"I never travel without my diary. One should always have something sensational to read in the train."
Oscar Wilde

Sunday 10 October 2010

I think the spell is working…

Damn it…it’s happened again. As usual it was the dancing that did it. Dancing is always make or break for me…I’m a sucker for a funny, little dance or someone that doesn’t take it too seriously. The kids danced to some crazy Cambodian rap music and now I think I might love them. And I don’t usually love kids. There are people here who swoon over every Cambodian child in the street and I certainly don’t feel like that. It's just my class. Before I left I was warned this would happen… I thought, no way. Sure, I’ll like them (if they like me) but I doubt I’ll become attached like that. I don’t fall that easily. Megan, another volunteer, came to work with me for a few days and when she left they drew her pictures and told her how glad they were that she had taught them…then the dancing happened…and then I cried. What’s wrong with me? How I am going to be able to say goodbye to them after two months now? And having been invited into their homes and lives and met their families... I can already feel how tough that last day will be.

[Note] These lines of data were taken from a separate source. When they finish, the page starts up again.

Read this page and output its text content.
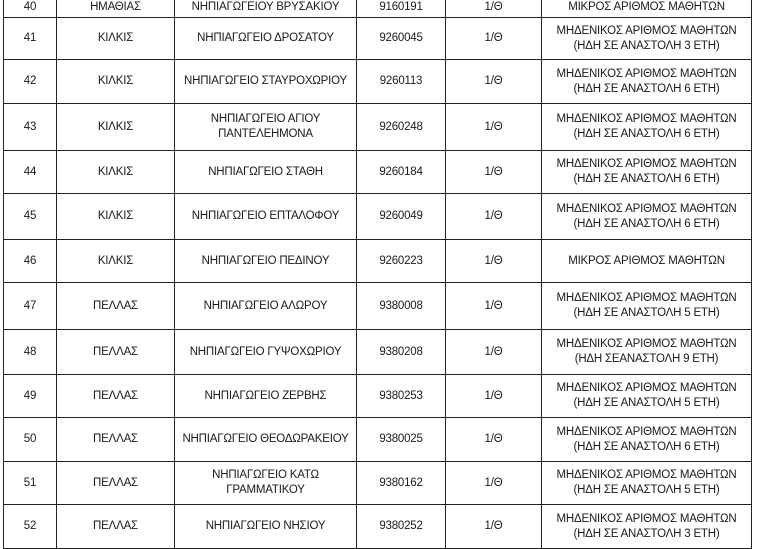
40	ΗΜΑΘΙΑΣ	ΝΗΠΙΑΓΩΓΕΙΟΥ ΒΡΥΣΑΚΙΟΥ	9160191	1/Θ	ΜΙΚΡΟΣ ΑΡΙΘΜΟΣ ΜΑΘΗΤΩΝ
41	ΚΙΛΚΙΣ	ΝΗΠΙΑΓΩΓΕΙΟ ΔΡΟΣΑΤΟΥ	9260045	1/Θ	ΜΗΔΕΝΙΚΟΣ ΑΡΙΘΜΟΣ ΜΑΘΗΤΩΝ
(ΗΔΗ ΣΕ ΑΝΑΣΤΟΛΗ 3 ΕΤΗ)
42	ΚΙΛΚΙΣ	ΝΗΠΙΑΓΩΓΕΙΟ ΣΤΑΥΡΟΧΩΡΙΟΥ	9260113	1/Θ	ΜΗΔΕΝΙΚΟΣ ΑΡΙΘΜΟΣ ΜΑΘΗΤΩΝ
(ΗΔΗ ΣΕ ΑΝΑΣΤΟΛΗ 6 ΕΤΗ)
43	ΚΙΛΚΙΣ	ΝΗΠΙΑΓΩΓΕΙΟ ΑΓΙΟΥ
ΠΑΝΤΕΛΕΗΜΟΝΑ	9260248	1/Θ	ΜΗΔΕΝΙΚΟΣ ΑΡΙΘΜΟΣ ΜΑΘΗΤΩΝ
(ΗΔΗ ΣΕ ΑΝΑΣΤΟΛΗ 6 ΕΤΗ)
44	ΚΙΛΚΙΣ	ΝΗΠΙΑΓΩΓΕΙΟ ΣΤΑΘΗ	9260184	1/Θ	ΜΗΔΕΝΙΚΟΣ ΑΡΙΘΜΟΣ ΜΑΘΗΤΩΝ
(ΗΔΗ ΣΕ ΑΝΑΣΤΟΛΗ 6 ΕΤΗ)
45	ΚΙΛΚΙΣ	ΝΗΠΙΑΓΩΓΕΙΟ ΕΠΤΑΛΟΦΟΥ	9260049	1/Θ	ΜΗΔΕΝΙΚΟΣ ΑΡΙΘΜΟΣ ΜΑΘΗΤΩΝ
(ΗΔΗ ΣΕ ΑΝΑΣΤΟΛΗ 6 ΕΤΗ)
46	ΚΙΛΚΙΣ	ΝΗΠΙΑΓΩΓΕΙΟ ΠΕΔΙΝΟΥ	9260223	1/Θ	ΜΙΚΡΟΣ ΑΡΙΘΜΟΣ ΜΑΘΗΤΩΝ
47	ΠΕΛΛΑΣ	ΝΗΠΙΑΓΩΓΕΙΟ ΑΛΩΡΟΥ	9380008	1/Θ	ΜΗΔΕΝΙΚΟΣ ΑΡΙΘΜΟΣ ΜΑΘΗΤΩΝ
(ΗΔΗ ΣΕ ΑΝΑΣΤΟΛΗ 5 ΕΤΗ)
48	ΠΕΛΛΑΣ	ΝΗΠΙΑΓΩΓΕΙΟ ΓΥΨΟΧΩΡΙΟΥ	9380208	1/Θ	ΜΗΔΕΝΙΚΟΣ ΑΡΙΘΜΟΣ ΜΑΘΗΤΩΝ
(ΗΔΗ ΣΕΑΝΑΣΤΟΛΗ 9 ΕΤΗ)
49	ΠΕΛΛΑΣ	ΝΗΠΙΑΓΩΓΕΙΟ ΖΕΡΒΗΣ	9380253	1/Θ	ΜΗΔΕΝΙΚΟΣ ΑΡΙΘΜΟΣ ΜΑΘΗΤΩΝ
(ΗΔΗ ΣΕ ΑΝΑΣΤΟΛΗ 5 ΕΤΗ)
50	ΠΕΛΛΑΣ	ΝΗΠΙΑΓΩΓΕΙΟ ΘΕΟΔΩΡΑΚΕΙΟΥ	9380025	1/Θ	ΜΗΔΕΝΙΚΟΣ ΑΡΙΘΜΟΣ ΜΑΘΗΤΩΝ
(ΗΔΗ ΣΕ ΑΝΑΣΤΟΛΗ 6 ΕΤΗ)
51	ΠΕΛΛΑΣ	ΝΗΠΙΑΓΩΓΕΙΟ ΚΑΤΩ ΓΡΑΜΜΑΤΙΚΟΥ	9380162	1/Θ	ΜΗΔΕΝΙΚΟΣ ΑΡΙΘΜΟΣ ΜΑΘΗΤΩΝ
(ΗΔΗ ΣΕ ΑΝΑΣΤΟΛΗ 5 ΕΤΗ)
52	ΠΕΛΛΑΣ	ΝΗΠΙΑΓΩΓΕΙΟ ΝΗΣΙΟΥ	9380252	1/Θ	ΜΗΔΕΝΙΚΟΣ ΑΡΙΘΜΟΣ ΜΑΘΗΤΩΝ
(ΗΔΗ ΣΕ ΑΝΑΣΤΟΛΗ 3 ΕΤΗ)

When I first arrived I wasn’t even sure I liked Cambodia. I found Phnom Penh quite ugly and some of the situations I’ve been put in either distressing or depressing or both. Mekha’s mother has a medical problem and she had x-rays. We went to her home and they wanted me to read what the doctor had written in English but I couldn’t understand it because it was all medical terms. She was clearly distressed and Mekha is such a lovely kid. But I couldn’t do anything. I felt helpless. All the money the Library gets is for the children and their education, there is not much help for the families or adults. It can only be given when and where possible. There’s a real feeling that it’s the younger generation who will be able to pick the country back up, the children. I want to do something for the homes that don’t have proper roofs though. I’m finding out how many there are in this state. A roof is a basic need in life, surely. The children need to be able to sleep when it rains.

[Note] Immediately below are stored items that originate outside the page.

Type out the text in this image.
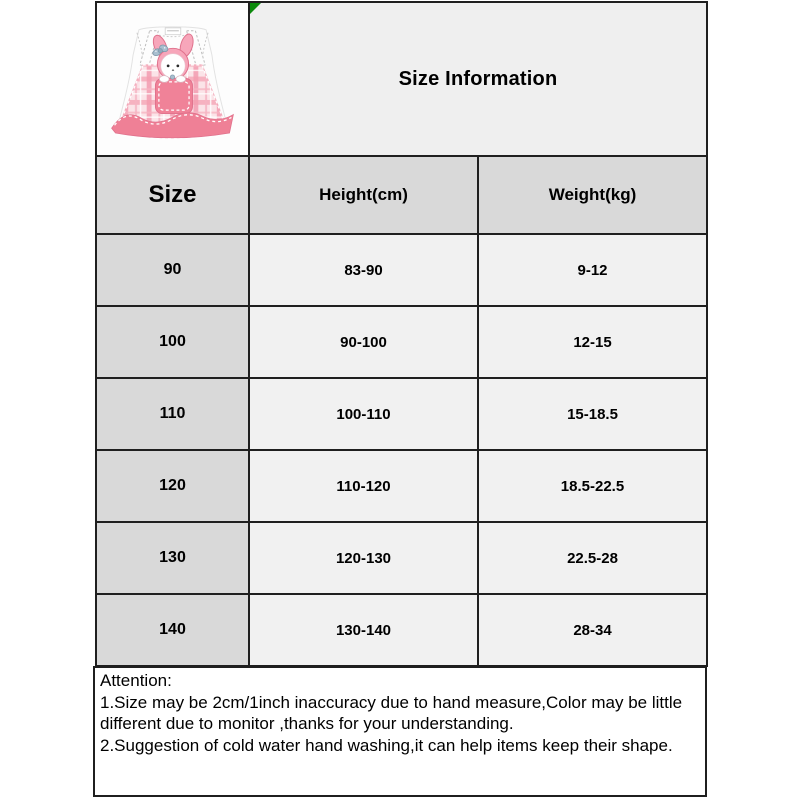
Size Information	
Size	Height(cm)	Weight(kg)
90	83-90	9-12
100	90-100	12-15
110	100-110	15-18.5
120	110-120	18.5-22.5
130	120-130	22.5-28
140	130-140	28-34
Attention:
1.Size may be 2cm/1inch inaccuracy due to hand measure,Color may be little different due to monitor ,thanks for your understanding.
2.Suggestion of cold water hand washing,it can help items keep their shape.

And the word "depressing" is an understatement for the killing fields and S21. There really is truth in "ignorance is bliss". It’s the most tragic thing…that words don’t even match a fraction of how horrific it is. There is actually no words. I find it very hard to get my head around what happened and how recent it all was. Our guide at the killing fields was 17 when he was forced out of the city. He fled and all his family were killed. It is his history.

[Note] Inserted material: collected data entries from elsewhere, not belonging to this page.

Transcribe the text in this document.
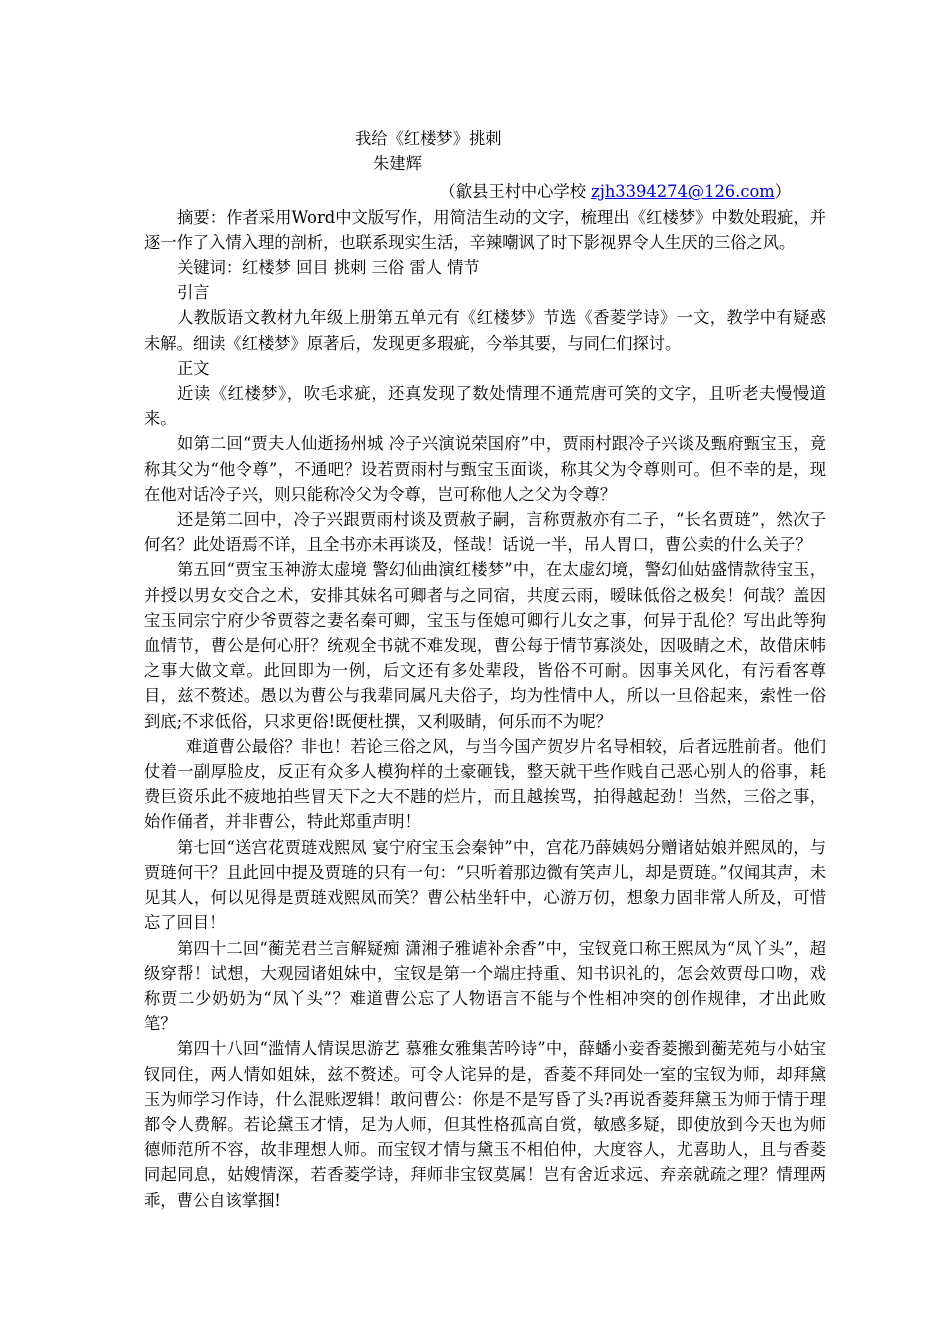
我给《红楼梦》挑刺

朱建辉

（歙县王村中心学校 zjh3394274@126.com）

摘要：作者采用Word中文版写作，用简洁生动的文字，梳理出《红楼梦》中数处瑕疵，并逐一作了入情入理的剖析，也联系现实生活，辛辣嘲讽了时下影视界令人生厌的三俗之风。

关键词：红楼梦 回目 挑刺 三俗 雷人 情节

引言

人教版语文教材九年级上册第五单元有《红楼梦》节选《香菱学诗》一文，教学中有疑惑未解。细读《红楼梦》原著后，发现更多瑕疵，今举其要，与同仁们探讨。

正文

近读《红楼梦》，吹毛求疵，还真发现了数处情理不通荒唐可笑的文字，且听老夫慢慢道来。

如第二回“贾夫人仙逝扬州城 冷子兴演说荣国府”中，贾雨村跟冷子兴谈及甄府甄宝玉，竟称其父为“他令尊”，不通吧？设若贾雨村与甄宝玉面谈，称其父为令尊则可。但不幸的是，现在他对话冷子兴，则只能称冷父为令尊，岂可称他人之父为令尊？

还是第二回中，冷子兴跟贾雨村谈及贾赦子嗣，言称贾赦亦有二子，“长名贾琏”，然次子何名？此处语焉不详，且全书亦未再谈及，怪哉！话说一半，吊人胃口，曹公卖的什么关子？

第五回“贾宝玉神游太虚境 警幻仙曲演红楼梦”中，在太虚幻境，警幻仙姑盛情款待宝玉，并授以男女交合之术，安排其妹名可卿者与之同宿，共度云雨，暧昧低俗之极矣！何哉？盖因宝玉同宗宁府少爷贾蓉之妻名秦可卿，宝玉与侄媳可卿行儿女之事，何异于乱伦？写出此等狗血情节，曹公是何心肝？统观全书就不难发现，曹公每于情节寡淡处，因吸睛之术，故借床帏之事大做文章。此回即为一例，后文还有多处辈段，皆俗不可耐。因事关风化，有污看客尊目，兹不赘述。愚以为曹公与我辈同属凡夫俗子，均为性情中人，所以一旦俗起来，索性一俗到底;不求低俗，只求更俗!既便杜撰，又利吸睛，何乐而不为呢？

难道曹公最俗？非也！若论三俗之风，与当今国产贺岁片名导相较，后者远胜前者。他们仗着一副厚脸皮，反正有众多人模狗样的土豪砸钱，整天就干些作贱自己恶心别人的俗事，耗费巨资乐此不疲地拍些冒天下之大不韪的烂片，而且越挨骂，拍得越起劲！当然，三俗之事，始作俑者，并非曹公，特此郑重声明！

第七回“送宫花贾琏戏熙凤 宴宁府宝玉会秦钟”中，宫花乃薛姨妈分赠诸姑娘并熙凤的，与贾琏何干？且此回中提及贾琏的只有一句：“只听着那边微有笑声儿，却是贾琏。”仅闻其声，未见其人，何以见得是贾琏戏熙凤而笑？曹公枯坐轩中，心游万仞，想象力固非常人所及，可惜忘了回目！

第四十二回“蘅芜君兰言解疑痴 潇湘子雅谑补余香”中，宝钗竟口称王熙凤为“凤丫头”，超级穿帮！试想，大观园诸姐妹中，宝钗是第一个端庄持重、知书识礼的，怎会效贾母口吻，戏称贾二少奶奶为“凤丫头”？难道曹公忘了人物语言不能与个性相冲突的创作规律，才出此败笔？

第四十八回“滥情人情误思游艺 慕雅女雅集苦吟诗”中，薛蟠小妾香菱搬到蘅芜苑与小姑宝钗同住，两人情如姐妹，兹不赘述。可令人诧异的是，香菱不拜同处一室的宝钗为师，却拜黛玉为师学习作诗，什么混账逻辑！敢问曹公：你是不是写昏了头?再说香菱拜黛玉为师于情于理都令人费解。若论黛玉才情，足为人师，但其性格孤高自赏，敏感多疑，即使放到今天也为师德师范所不容，故非理想人师。而宝钗才情与黛玉不相伯仲，大度容人，尤喜助人，且与香菱同起同息，姑嫂情深，若香菱学诗，拜师非宝钗莫属！岂有舍近求远、弃亲就疏之理？情理两乖，曹公自该掌掴!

So on the surface there is a lot of sadness to this country and to the situations I have been in. However, I am so incredibly glad to be staying for two months. I think that now, after three weeks I am only just starting to properly settle in and see how amazing the people are here. The city seems beautiful now and I think I needed to scratch at the surface to discover this. I’m getting to know the Narin staff and the Tuk Tuk drivers. I like where I live; I love where I teach. And I feel quite immersed in the Cambodian lifestyle. I go to the temples, fairs, markets, get blessed, eat, watch the soaps, listen to the music, a lot of the time with Cambodian people. I love that. And it’s starting to feel like I really live here. It’s fun. We’ve been drinking, I’ve seen more drag shows than I ever did before. I’ve laughed a lot. And I never thought I’d say that I actually love teaching… and if I feel low I just think about some of the children and the things they have said to me… I really hate how that sounds. A sickening cliché but I do feel settled. I can see what really needs doing and what they need too. We’ve given some money to buy a router for the Library computers so they can get Internet access. I think that will help massively with the English and learning.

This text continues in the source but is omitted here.